Whether this is the Mac or the Pumpkins for mixtape purposes is up for a vote, I suppose.
I'll be honest, I haven't watched much of the Avs during their hot start, which is now cooling off quite a bit: lost their last three in regulation and four of the last ten. I do know that Giguere and the abuser of women were rocking like a .940 sv% for a while there, which was never going to last. Even when they were coached by a drooling simpleton, the Avs have always been a tough match for the Hawks because they play a similar run-and-gun style, which zigs from the West's typical plodding zags and catches the Hawks off guard. I wonder if the altitude has anything to do with it, too.
That Sakic and Roy are running hockey operations for the Avs shouldn't really be news to any of us. This whole thing with the star players taking over the organization feels really Pulford Blackhawks to me, just like the shitshow in Edmonton where anyone who shared a dressing room with Wayne Gretzky is allowed to make important decisions, but I think it's instructive to understand just how mismanaged and lifeless the Avs had been before Sakic/Roy. It's a twofold fall from glory: creepy old Stan Kroenke owns the Avalanche, the Nuggets, Arsenal FC, and the St. Louis Rams, but to buy the Rams, he had to divest his Denver interests on paper so as not to have a conflict of interest. Obviously, the hockey team wound up at #4 on that depth chart, and so the organization had really been run without any fucks given for about the last, oh, five or six years now. Joe Sacco coached that team into a ditch for years, but no one was minding the store enough to notice and fire him.
The other part, which I always found kind of weird, was the Avalanche's petulant response to the institution of a salary cap. Basically, if they couldn't buy their way to a championship, they wouldn't even try to build a cap-compliant contender, and so basically they just went on cruise control in the new NHL. Of course, Denver is a crowded sports market where people can also find better things to do than watch sports on TV, and so without the expectation of a championship, attendance went from a long sellout streak to around 9,000 a game. It's the same deal as Dallas: they were spoiled with ready-made superteams back in the cash-flush late '90s, which made hockey more a fad than a following. Take away the "we can buy anyone we want and always be good" dynamic and both hockey markets have since withered down to nothing.

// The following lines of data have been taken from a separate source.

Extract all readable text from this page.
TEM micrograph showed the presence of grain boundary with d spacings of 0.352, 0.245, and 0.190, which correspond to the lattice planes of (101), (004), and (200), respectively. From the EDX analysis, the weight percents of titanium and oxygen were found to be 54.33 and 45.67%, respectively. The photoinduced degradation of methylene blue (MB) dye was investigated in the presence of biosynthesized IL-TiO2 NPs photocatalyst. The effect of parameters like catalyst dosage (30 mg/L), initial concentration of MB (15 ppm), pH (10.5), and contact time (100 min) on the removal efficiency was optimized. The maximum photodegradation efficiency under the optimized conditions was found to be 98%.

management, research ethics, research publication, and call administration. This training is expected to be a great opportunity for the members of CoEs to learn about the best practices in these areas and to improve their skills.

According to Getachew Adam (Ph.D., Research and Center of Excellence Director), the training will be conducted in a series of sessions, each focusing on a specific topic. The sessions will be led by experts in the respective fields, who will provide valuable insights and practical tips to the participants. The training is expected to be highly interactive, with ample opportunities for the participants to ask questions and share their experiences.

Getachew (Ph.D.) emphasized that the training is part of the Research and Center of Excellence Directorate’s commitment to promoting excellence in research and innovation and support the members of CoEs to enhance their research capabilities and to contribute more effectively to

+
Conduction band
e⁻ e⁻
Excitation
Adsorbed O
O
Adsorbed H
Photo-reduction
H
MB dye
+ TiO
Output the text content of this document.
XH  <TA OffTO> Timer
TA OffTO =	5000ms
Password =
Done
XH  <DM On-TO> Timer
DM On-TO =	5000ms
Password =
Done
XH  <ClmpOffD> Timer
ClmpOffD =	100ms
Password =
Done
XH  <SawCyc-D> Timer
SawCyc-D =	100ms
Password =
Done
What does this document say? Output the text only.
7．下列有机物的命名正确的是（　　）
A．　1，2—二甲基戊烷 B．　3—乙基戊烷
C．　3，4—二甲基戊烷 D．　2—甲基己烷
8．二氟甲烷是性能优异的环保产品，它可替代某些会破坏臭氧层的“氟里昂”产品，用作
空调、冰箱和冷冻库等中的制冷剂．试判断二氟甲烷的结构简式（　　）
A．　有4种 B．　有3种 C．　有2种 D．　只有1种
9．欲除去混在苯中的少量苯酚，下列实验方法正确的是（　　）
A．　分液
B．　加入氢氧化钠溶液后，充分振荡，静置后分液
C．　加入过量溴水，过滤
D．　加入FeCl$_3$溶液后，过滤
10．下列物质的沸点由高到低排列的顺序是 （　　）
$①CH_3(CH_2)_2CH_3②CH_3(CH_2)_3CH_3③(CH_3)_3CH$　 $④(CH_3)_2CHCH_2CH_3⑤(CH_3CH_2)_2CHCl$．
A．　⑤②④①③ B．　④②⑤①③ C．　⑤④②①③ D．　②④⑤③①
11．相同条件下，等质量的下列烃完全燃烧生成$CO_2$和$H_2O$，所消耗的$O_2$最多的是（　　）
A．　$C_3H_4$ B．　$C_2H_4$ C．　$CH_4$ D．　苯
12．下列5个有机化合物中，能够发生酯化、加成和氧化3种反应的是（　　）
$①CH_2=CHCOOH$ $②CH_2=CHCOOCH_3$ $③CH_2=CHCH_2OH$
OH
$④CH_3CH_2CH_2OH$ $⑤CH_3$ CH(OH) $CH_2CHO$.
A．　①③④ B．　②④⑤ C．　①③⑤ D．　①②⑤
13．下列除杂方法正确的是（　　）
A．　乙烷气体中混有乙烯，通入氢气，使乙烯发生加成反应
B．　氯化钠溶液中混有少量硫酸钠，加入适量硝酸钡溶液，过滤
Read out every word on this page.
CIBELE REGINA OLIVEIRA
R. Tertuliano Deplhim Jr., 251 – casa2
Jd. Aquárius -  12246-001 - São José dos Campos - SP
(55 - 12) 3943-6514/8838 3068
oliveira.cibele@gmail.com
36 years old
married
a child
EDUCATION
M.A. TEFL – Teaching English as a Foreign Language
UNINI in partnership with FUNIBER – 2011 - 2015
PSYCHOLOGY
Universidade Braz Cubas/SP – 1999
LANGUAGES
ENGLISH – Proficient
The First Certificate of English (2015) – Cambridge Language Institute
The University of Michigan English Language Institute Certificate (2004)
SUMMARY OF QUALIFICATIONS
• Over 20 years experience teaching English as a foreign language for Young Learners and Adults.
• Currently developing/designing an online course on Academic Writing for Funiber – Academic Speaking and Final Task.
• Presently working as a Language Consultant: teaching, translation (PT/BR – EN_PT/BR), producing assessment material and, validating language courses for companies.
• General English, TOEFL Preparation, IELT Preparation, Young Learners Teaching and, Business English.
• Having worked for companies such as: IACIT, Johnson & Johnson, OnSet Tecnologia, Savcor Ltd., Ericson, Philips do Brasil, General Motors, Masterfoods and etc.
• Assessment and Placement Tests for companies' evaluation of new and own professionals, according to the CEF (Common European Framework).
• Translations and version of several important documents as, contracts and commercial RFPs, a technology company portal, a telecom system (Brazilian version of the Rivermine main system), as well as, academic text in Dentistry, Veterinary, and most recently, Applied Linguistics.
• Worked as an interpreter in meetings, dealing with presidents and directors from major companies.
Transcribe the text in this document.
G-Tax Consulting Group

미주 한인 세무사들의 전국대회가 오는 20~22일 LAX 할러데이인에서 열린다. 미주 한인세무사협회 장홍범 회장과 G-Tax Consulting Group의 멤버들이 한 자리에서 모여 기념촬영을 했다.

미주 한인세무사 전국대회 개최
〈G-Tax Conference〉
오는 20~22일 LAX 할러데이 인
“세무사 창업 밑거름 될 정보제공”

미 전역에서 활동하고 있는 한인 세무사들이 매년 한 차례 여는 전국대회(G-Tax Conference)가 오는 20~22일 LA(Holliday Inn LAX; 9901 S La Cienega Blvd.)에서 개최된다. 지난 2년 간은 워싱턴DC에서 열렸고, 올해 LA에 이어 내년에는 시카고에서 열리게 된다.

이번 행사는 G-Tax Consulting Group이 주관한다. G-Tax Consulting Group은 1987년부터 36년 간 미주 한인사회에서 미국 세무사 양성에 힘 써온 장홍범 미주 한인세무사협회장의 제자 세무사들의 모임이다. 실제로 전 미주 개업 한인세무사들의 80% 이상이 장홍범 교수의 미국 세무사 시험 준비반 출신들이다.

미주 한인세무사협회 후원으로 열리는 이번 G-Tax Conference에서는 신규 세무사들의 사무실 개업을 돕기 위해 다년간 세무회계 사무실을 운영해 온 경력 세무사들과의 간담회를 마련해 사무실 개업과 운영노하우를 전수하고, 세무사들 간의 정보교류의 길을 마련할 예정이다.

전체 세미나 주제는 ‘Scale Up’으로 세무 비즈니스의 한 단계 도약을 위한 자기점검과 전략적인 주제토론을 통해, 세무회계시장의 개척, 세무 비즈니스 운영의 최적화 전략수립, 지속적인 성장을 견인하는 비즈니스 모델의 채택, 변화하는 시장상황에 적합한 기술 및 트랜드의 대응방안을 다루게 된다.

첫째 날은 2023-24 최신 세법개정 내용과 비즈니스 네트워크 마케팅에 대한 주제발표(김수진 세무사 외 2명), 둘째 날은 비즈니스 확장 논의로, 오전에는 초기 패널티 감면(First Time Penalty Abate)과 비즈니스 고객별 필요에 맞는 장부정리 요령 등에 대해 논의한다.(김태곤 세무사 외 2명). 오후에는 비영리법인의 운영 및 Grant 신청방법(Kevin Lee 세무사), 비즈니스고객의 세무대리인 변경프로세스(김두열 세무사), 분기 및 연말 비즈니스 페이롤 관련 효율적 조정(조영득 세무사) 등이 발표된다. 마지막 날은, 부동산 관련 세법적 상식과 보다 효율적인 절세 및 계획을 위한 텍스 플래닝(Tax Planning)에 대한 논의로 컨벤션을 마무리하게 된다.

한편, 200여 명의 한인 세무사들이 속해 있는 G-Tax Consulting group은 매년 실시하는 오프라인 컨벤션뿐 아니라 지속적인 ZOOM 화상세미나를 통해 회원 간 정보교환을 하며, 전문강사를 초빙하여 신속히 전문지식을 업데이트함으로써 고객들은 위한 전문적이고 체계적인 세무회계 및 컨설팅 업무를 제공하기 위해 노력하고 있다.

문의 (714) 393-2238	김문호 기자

I think Roy will flame out fast and run back to the loving embrace of the Quebec Remparts, but Sakic was always a cerebral player and could turn out to be a good GM or whatever they're calling him so as not to offend useless moron Greg Sherman. This roster is pretty good, but not as great as it had been playing to this point (or at least until a week ago). Nathan MacKinnon will be dangerous, Gabriel Landeskog already is, and Matt Duchene, as much as I hate the little pudwhack for celebrating every goal like it won the Stanley Cup, is quite talented as well. Jamie McGinn was a player the Sharks really should have held onto, seeing as they lost him for I want to say Daniel Winnik, who left for Anaheim anyway.
I was looking at penalty infraction minutes and was pleased to see a huge gap between Chicago's 8.4 PIM/game and Colorado's 14.7. But if you only look at minors, and not in the Patrick Kane way, you'll see both teams have 70 on the year, and that the difference is in the Avalanche's 14 majors and 6 misconducts (one game). Compare with the Hawks, who have only three majors on the year: two fights with Ryan Reaves, and one with Rich Clune. I don't know where the two misconducts came from. The point is, the Avs seem to have as much incidental contact as the Hawks, but also like to do dumb things a lot.
With Khabibulin pretty much nuked from the roster forever, I expect Crawford to start this game and then maybe give Raanta a chance against Winnipeg. Let's hope Hossa is back for the Hawks. Still not sure how he got hurt.
Hawks: 14-3-4, 11-5-5 adjusted, 26.380 points expected (overachieving by less than a point, who cares) Avs: 14-5-0, no point inflation, 26.177 points expected (overachieving by about one win)
Hawks: 3.571 scored (1st!), 2.810 allowed (22nd), .762 differential (5th) Avs: 3.105 scored (5th), 2.158 allowed (5th), .947 differential (4th)
Hawks: 15/71, 21.1% on the power play (8th); 45/61, 73.8% on the kill (29th) Avs: 11/57, 19.3% on the power play (14th); 52/62, 83.9% on the kill (9th)
_________________ Molly Lambert wrote: The future holds the possibility to be great or terrible, and since it has not yet occurred it remains simultaneously both.